The loss sneaks up on you. You can see it coming, but are helpless to do anything about it. Maybe you put on a Band-Aid here and there, but you know that ultimately the result will be the same. And so, in some ways, you even want it to come, just so the waiting, anxiety, sense that you could be doing more, will finally go away. But a loss that, when it happens, is complete, and suddenly there is no going back.

And I think climate change is a little like that. We don't know how fast it's coming. We try to put on Band-Aids, and yet somehow those measures feel small and futile, as if we already know the outcome is fixed and inevitable. The Earth will no longer support human life as we know it. In this generation? The next? Will our children see the end? Our grandchildren? Will we even have grandchildren? Will anxiety be ever-present, hanging over and behind everything?

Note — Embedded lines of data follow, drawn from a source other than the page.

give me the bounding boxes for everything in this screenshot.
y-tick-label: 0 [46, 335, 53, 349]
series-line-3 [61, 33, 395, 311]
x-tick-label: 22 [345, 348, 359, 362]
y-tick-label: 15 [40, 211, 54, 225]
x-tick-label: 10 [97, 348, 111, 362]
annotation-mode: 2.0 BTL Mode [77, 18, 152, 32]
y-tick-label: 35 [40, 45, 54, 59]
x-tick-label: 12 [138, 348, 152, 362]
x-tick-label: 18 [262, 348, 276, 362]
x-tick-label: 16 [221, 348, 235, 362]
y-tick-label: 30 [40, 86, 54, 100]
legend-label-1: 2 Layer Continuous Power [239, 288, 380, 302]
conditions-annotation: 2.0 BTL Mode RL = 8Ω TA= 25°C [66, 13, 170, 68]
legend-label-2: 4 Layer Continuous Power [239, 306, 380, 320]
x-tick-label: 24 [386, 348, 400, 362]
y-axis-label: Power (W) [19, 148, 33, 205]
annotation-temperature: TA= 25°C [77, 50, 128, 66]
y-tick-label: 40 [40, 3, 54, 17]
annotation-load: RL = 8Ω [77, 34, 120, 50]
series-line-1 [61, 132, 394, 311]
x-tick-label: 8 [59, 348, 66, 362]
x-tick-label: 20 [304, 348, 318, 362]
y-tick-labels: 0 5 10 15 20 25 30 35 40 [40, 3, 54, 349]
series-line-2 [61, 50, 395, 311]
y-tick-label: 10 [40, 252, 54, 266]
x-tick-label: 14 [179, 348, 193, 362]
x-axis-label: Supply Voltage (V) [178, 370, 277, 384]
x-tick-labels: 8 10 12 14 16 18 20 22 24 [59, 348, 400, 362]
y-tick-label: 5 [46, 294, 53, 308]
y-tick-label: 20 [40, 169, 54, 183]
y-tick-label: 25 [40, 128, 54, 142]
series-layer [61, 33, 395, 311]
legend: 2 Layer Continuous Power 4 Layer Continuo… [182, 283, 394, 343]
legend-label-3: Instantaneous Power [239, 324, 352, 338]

How do you process that kind of loss? How do you move forward, build, grow, try to fix things, when you always see that end right in front of you? No end is actually final, fixed, until it is. How do you turn that truth into genuine hope? How do you let that hope guide you? How do you silence the inevitable loss? So that instead of looking back and saying I wish I had enjoyed them more when they were here, I wish I had visited more, I wish I had made the most of every moment, instead of always waiting for the end, you able to say, I got joy and pleasure in the moment from the precious thing that had not yet been lost.

A loss that is sudden, unforeseen, is devastating. You had no time to prepare, to process, to adjust. But a loss that is slow and progressive, but inevitable, is insidious. Is it really any easier or less devastating? It gobbles up the present in the process. It makes that loss real sooner, long before it actually happens.